Weiss: Instagram is an interesting example because I would think those are not your target demographics.
Boff: We evaluate channels by looking at audiences. It’s easy to be GE and say, “We want to talk to anyone.” But in truth the people we want to talk to most are business decision-makers, tech enthusiasts, and potential employees. With that as a lens, it becomes much easier to say, “On Instagram we are hitting tech enthusiasts and would-be employees.”
We have increasingly gotten into the software game, partnering with tech companies to do more venture funding. Something like Instagram offers a great, targeted niche audience. All of our content and social efforts are about finding the right audience, not the biggest audience. On Facebook we are closing in on one million fans. If that’s what it should be, great. I’m not coveting Coca-Cola’s 20 million fans.
Of course our CMO sees our video view counts and asks, “OK, but what’s Psy up to these days?”
Weiss: You mentioned balance. You’re clearly managing a lot of owned brand content, like in-person events. I know you also do a lot of paid. How do you know how important one type of media is versus another?

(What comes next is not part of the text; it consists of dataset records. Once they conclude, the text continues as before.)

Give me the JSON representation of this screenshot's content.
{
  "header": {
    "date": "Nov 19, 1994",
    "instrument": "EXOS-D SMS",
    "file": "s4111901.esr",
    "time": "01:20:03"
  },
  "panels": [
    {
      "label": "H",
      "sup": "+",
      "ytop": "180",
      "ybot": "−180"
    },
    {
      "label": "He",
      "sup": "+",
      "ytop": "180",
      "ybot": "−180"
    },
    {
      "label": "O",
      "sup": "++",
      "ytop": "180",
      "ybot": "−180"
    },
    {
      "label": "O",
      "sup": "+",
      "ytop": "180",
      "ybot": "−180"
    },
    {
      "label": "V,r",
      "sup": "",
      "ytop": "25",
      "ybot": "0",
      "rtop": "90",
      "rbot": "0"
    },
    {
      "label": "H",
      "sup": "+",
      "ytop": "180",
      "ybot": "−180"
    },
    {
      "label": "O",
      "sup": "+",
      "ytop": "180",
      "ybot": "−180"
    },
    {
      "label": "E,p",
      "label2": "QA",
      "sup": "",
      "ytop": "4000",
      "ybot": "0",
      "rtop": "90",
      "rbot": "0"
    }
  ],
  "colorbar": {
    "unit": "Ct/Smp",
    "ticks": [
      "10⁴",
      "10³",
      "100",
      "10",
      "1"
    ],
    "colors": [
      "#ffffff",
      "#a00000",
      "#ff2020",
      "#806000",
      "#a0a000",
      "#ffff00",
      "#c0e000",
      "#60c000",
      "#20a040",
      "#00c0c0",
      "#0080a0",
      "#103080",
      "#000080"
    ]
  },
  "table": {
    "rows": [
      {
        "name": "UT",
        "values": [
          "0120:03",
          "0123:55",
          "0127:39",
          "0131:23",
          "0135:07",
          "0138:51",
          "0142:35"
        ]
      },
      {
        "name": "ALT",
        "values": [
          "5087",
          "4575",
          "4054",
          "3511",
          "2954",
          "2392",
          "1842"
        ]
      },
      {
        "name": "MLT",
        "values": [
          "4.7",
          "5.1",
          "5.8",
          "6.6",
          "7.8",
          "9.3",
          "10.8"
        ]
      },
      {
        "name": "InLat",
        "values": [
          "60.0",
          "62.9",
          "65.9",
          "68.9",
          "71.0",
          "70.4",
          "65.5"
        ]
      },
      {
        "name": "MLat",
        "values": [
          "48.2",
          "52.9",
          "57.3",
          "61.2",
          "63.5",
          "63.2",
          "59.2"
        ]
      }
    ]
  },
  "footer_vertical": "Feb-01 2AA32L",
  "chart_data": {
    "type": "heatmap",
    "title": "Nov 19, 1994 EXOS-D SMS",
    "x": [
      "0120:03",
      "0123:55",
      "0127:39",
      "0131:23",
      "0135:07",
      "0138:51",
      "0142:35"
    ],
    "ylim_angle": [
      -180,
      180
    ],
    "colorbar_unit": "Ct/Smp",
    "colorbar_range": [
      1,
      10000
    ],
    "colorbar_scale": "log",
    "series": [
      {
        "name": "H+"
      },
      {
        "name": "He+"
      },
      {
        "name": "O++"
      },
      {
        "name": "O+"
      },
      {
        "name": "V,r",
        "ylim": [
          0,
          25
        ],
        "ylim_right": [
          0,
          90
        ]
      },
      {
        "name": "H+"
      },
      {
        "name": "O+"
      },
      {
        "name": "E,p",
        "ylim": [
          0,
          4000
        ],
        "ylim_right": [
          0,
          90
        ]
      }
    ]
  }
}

Boff: I have been wanting to find or create a formula for what I’m about to tell you: We have gotten really good at spending $10 on paid media and then sprinkling another one dollar of earned/owned amplification. That 10 “paid” plus one “earned and owned” equals about $25 of value. Of course that’s a bogus formula, but you get the idea. Paid alone is yesterday’s game. I know it in my bones. It just doesn’t work that way anymore. It’s dopey to interrupt people. If you get lucky, it’s only wallpaper. If not, it’s really annoying.
Now, whether you can catch fire… you really can’t plan for that. We can take great content and find ways to amplify it through multiple channels. That’s as much as what we can do to spark virality. Because we moved into permission-based marketing, the idea “spray-and-pray” has lost its luster.